Menu
BARKING CATS & DOGS
Storytelling is the comparison I make when explaining how I work/ create a painting. Its making something up, taking the advice of write (paint) about what you know (and care about). Disparate elements of people, places, words, phrases, characters, letters, patterns and design. Borne from a punk ethic and attitude of D-I-Y. Researched from the history of everything I have ever liked visually, aesthetically, intellectually. If that ain't too highfalutin. Copied out and coloured in. Stylistically it could be a comic book, a graphic novel synopsis - such is the influence of Atomic ligne claire Bande Dessinee of Chaland and Torres. Equally it could be the proto-cubist/surrealism of Picabia and Gris with overlapping images merging. The stunningly simplified and deeply humanistic portraiture of Holbein and Rembrandt. Artistic influences are far too numerous and varied but they are just a couple of constants, currently. And of course it's not just individuals - there are genres like early Russian graphics (Stenbergs), Mexican Muralists, vintage travel posters, Warner Bros.
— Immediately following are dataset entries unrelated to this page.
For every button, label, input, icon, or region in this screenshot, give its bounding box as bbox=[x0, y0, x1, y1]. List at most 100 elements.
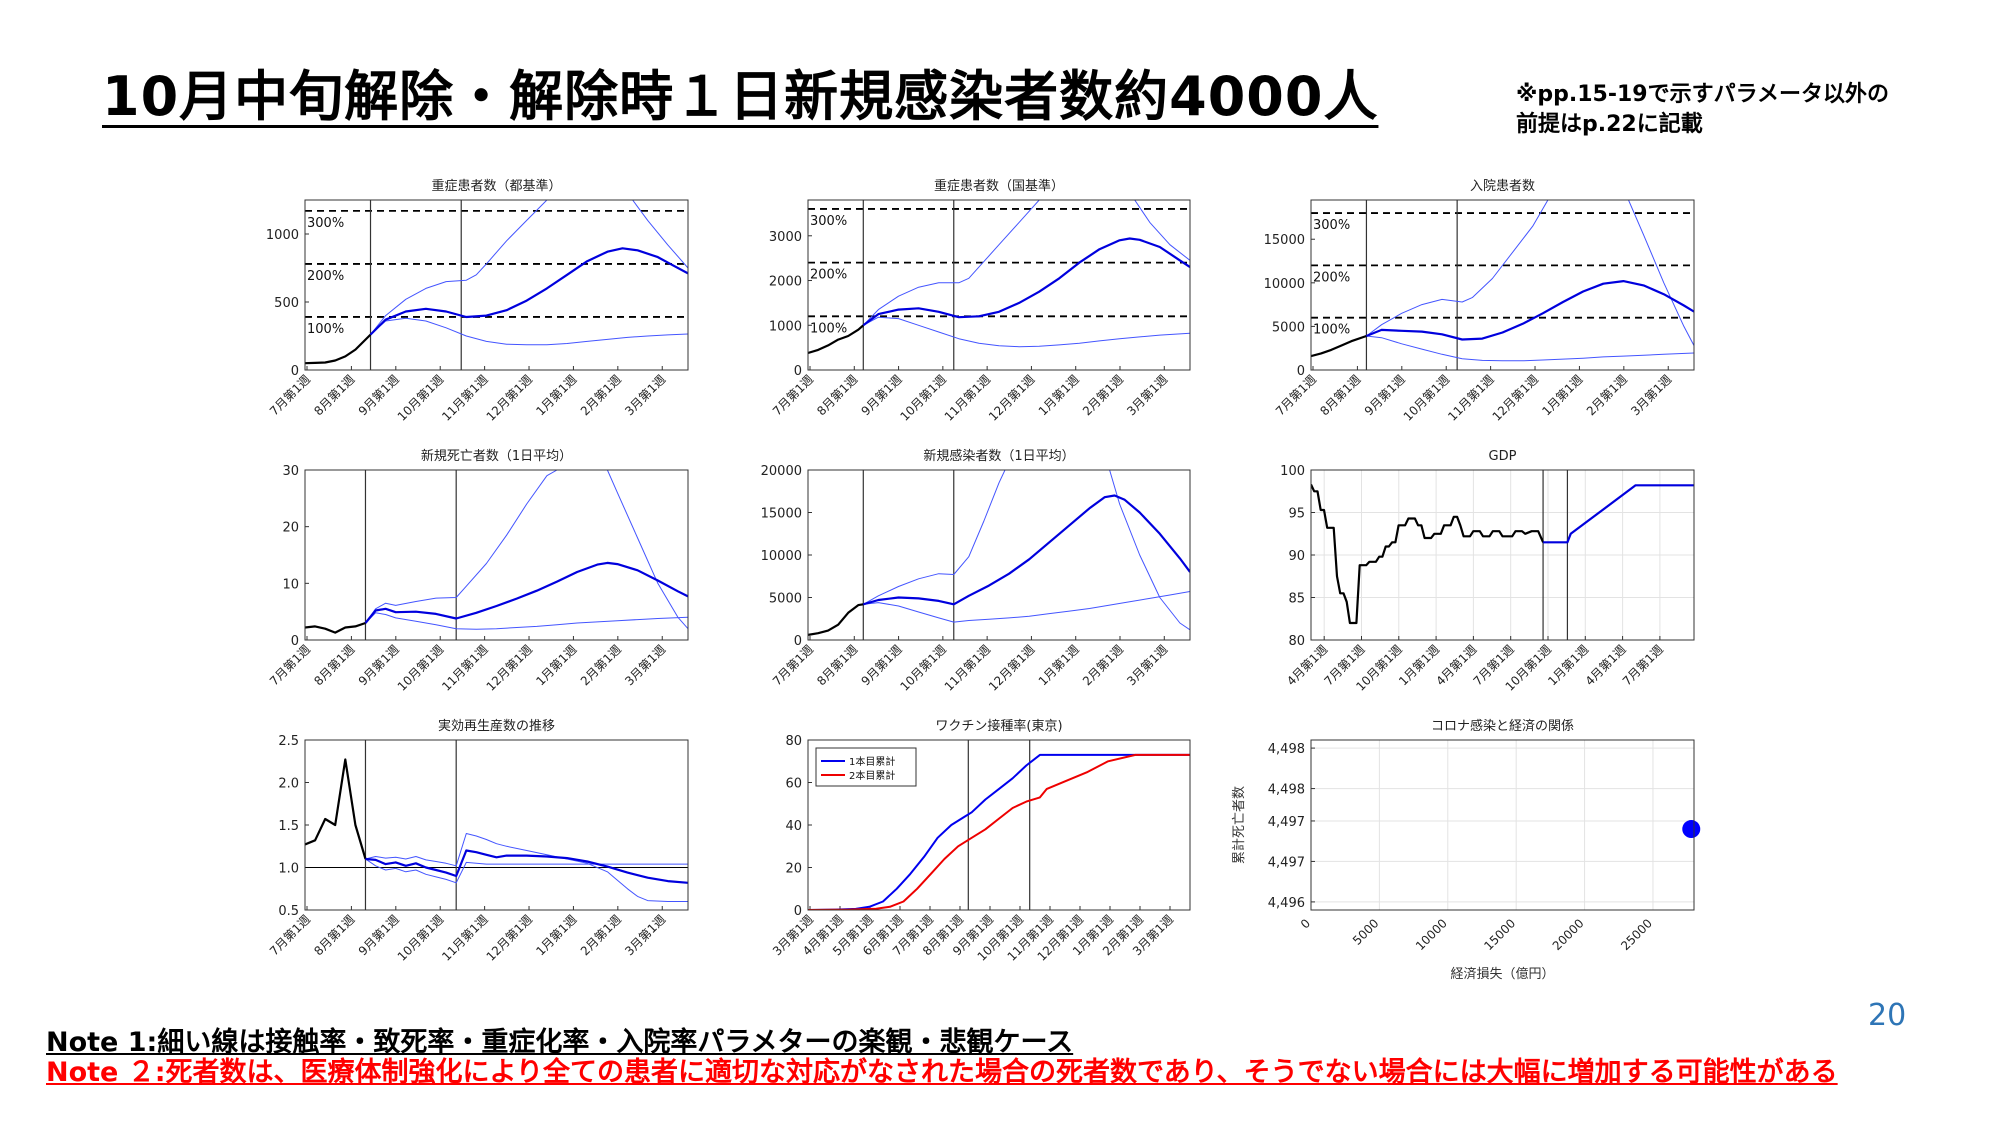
chart-title: ワクチン接種率(東京) bbox=[935, 718, 1062, 734]
x-tick-label: 10月第1週 bbox=[897, 372, 949, 424]
y-tick-label: 60 bbox=[785, 777, 802, 792]
y-tick-label: 2.0 bbox=[278, 777, 299, 792]
y-tick-label: 10000 bbox=[761, 549, 802, 564]
scenario-pessimistic-line bbox=[863, 470, 1006, 605]
capacity-label: 300% bbox=[307, 216, 344, 231]
plot-area bbox=[808, 740, 1190, 910]
y-tick-label: 1000 bbox=[266, 228, 299, 243]
x-tick-label: 12月第1週 bbox=[986, 642, 1038, 694]
chart-vaccine: ワクチン接種率(東京)0204060803月第1週4月第1週5月第1週6月第1週… bbox=[770, 718, 1191, 964]
x-tick-label: 2月第1週 bbox=[578, 912, 624, 958]
plot-frame bbox=[1310, 469, 1695, 641]
chart-title: 入院患者数 bbox=[1470, 179, 1535, 194]
historical-line bbox=[1311, 484, 1545, 625]
x-tick-label: 8月第1週 bbox=[814, 642, 860, 688]
x-tick-label: 9月第1週 bbox=[356, 642, 402, 688]
scenario-optimistic-line bbox=[1366, 335, 1694, 362]
x-tick-label: 11月第1週 bbox=[1445, 372, 1497, 424]
x-tick-label: 12月第1週 bbox=[484, 642, 536, 694]
chart-title: 重症患者数（都基準） bbox=[431, 178, 561, 194]
x-tick-label: 10月第1週 bbox=[897, 642, 949, 694]
y-tick-label: 0.5 bbox=[278, 904, 299, 919]
x-tick-label: 15000 bbox=[1481, 916, 1518, 953]
baseline-line bbox=[1365, 280, 1694, 341]
chart-title: コロナ感染と経済の関係 bbox=[1431, 718, 1574, 734]
capacity-label: 200% bbox=[810, 268, 847, 283]
x-tick-label: 1月第1週 bbox=[1036, 642, 1082, 688]
chart-severe-national: 重症患者数（国基準）01000200030007月第1週8月第1週9月第1週10… bbox=[769, 178, 1191, 424]
x-tick-label: 12月第1週 bbox=[484, 372, 536, 424]
plot-frame bbox=[807, 469, 1191, 641]
y-tick-label: 0 bbox=[794, 904, 802, 919]
baseline-line bbox=[364, 561, 688, 624]
x-tick-label: 10月第1週 bbox=[395, 372, 447, 424]
chart-title: 新規感染者数（1日平均） bbox=[923, 448, 1074, 464]
x-tick-label: 3月第1週 bbox=[622, 372, 668, 418]
plot-frame bbox=[807, 739, 1191, 911]
x-tick-label: 9月第1週 bbox=[859, 372, 905, 418]
scenario-pessimistic-line bbox=[632, 200, 688, 269]
x-tick-label: 1月第1週 bbox=[533, 372, 579, 418]
chart-gdp: GDP808590951004月第1週7月第1週10月第1週1月第1週4月第1週… bbox=[1280, 449, 1695, 694]
plot-area bbox=[305, 470, 688, 640]
x-tick-label: 11月第1週 bbox=[439, 372, 491, 424]
historical-line bbox=[808, 603, 864, 636]
scenario-optimistic-line bbox=[365, 612, 688, 630]
x-tick-label: 8月第1週 bbox=[814, 372, 860, 418]
y-tick-label: 85 bbox=[1288, 592, 1305, 607]
historical-line bbox=[305, 758, 367, 860]
chart-title: 実効再生産数の推移 bbox=[438, 718, 555, 734]
chart-title: 重症患者数（国基準） bbox=[934, 178, 1064, 194]
baseline-line bbox=[1543, 484, 1694, 544]
y-tick-label: 10 bbox=[282, 577, 299, 592]
x-tick-label: 9月第1週 bbox=[1362, 372, 1408, 418]
capacity-label: 200% bbox=[307, 269, 344, 284]
scenario-optimistic-line bbox=[863, 316, 1190, 348]
y-tick-label: 20 bbox=[785, 862, 802, 877]
x-tick-label: 9月第1週 bbox=[356, 372, 402, 418]
x-tick-label: 3月第1週 bbox=[1628, 372, 1674, 418]
y-tick-label: 3000 bbox=[769, 230, 802, 245]
scenario-pessimistic-line bbox=[606, 470, 688, 630]
y-axis-label: 累計死亡者数 bbox=[1231, 786, 1247, 864]
chart-hospitalized: 入院患者数 0 5000 10000 15000 7月第1週8月第1週9月第1週10月第1… bbox=[1264, 179, 1695, 424]
x-tick-label: 0 bbox=[1298, 916, 1313, 931]
capacity-label: 300% bbox=[1313, 218, 1350, 233]
x-tick-label: 7月第1週 bbox=[770, 372, 816, 418]
y-tick-label: 4,497 bbox=[1268, 815, 1305, 830]
x-tick-label: 7月第1週 bbox=[267, 372, 313, 418]
x-tick-label: 9月第1週 bbox=[356, 912, 402, 958]
x-tick-label: 11月第1週 bbox=[439, 912, 491, 964]
legend-entry: 1本目累計 bbox=[849, 755, 895, 768]
y-tick-label: 95 bbox=[1288, 507, 1305, 522]
note-1: Note 1:細い線は接触率・致死率・重症化率・入院率パラメターの楽観・悲観ケー… bbox=[46, 1027, 1074, 1058]
y-tick-label: 4,497 bbox=[1268, 855, 1305, 870]
y-tick-label: 30 bbox=[282, 464, 299, 479]
x-tick-label: 11月第1週 bbox=[942, 372, 994, 424]
x-tick-label: 8月第1週 bbox=[311, 642, 357, 688]
y-tick-label: 0 bbox=[794, 364, 802, 379]
scenario-pessimistic-line bbox=[1109, 470, 1190, 631]
scatter-point bbox=[1682, 820, 1701, 839]
x-axis-label: 経済損失（億円） bbox=[1450, 966, 1554, 982]
y-tick-label: 0 bbox=[291, 634, 299, 649]
historical-line bbox=[1311, 334, 1367, 358]
x-tick-label: 12月第1週 bbox=[986, 372, 1038, 424]
plot-area bbox=[1311, 470, 1694, 640]
x-tick-label: 7月第1週 bbox=[267, 642, 313, 688]
x-tick-label: 5000 bbox=[1350, 916, 1381, 947]
x-tick-label: 11月第1週 bbox=[439, 642, 491, 694]
scenario-optimistic-line bbox=[365, 858, 688, 884]
x-tick-label: 11月第1週 bbox=[942, 642, 994, 694]
x-tick-label: 7月第1週 bbox=[267, 912, 313, 958]
y-tick-label: 4,496 bbox=[1268, 896, 1305, 911]
chart-rt: 実効再生産数の推移0.51.01.52.02.57月第1週8月第1週9月第1週1… bbox=[267, 718, 689, 964]
plot-area bbox=[808, 470, 1190, 640]
y-tick-label: 0 bbox=[1297, 364, 1305, 379]
y-tick-label: 40 bbox=[785, 819, 802, 834]
chart-severe-tokyo: 重症患者数（都基準）050010007月第1週8月第1週9月第1週10月第1週1… bbox=[266, 178, 689, 424]
chart-deaths: 新規死亡者数（1日平均） 0 10 20 30 7月第1週8月第1週9月第1週10月第1週… bbox=[267, 448, 689, 694]
plot-area bbox=[808, 200, 1190, 370]
plot-area bbox=[305, 200, 688, 370]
Cartoons, Film Noir, Psychedelia, Record & Book Cover art, punk - that's just a few thought bubbles emanating from the top of my head. Taking aspects from some or none of these, it really is a pleasure to sit down, start drawing and make something completely new and original. It all comes together fluidly - one item will suggest another and that in turn will inspire another. Like writing a story there are always elements of editing, revision, rewriting (painting). Helpfully stylistically my paintings are representative of differing graphic elements juxtaposed on a wall - worn, torn and fragmented, forming its own loosely abstract story. So there is no need for clarity, except in the execution of the images and text obviously. Nothing is badly drawn I hope. The transience of memory in images is the point of the story. Each story is made whole from fragments. A highly entertaining page turner - of barking cats and dogs. You just wouldn't want it as a bedtime story.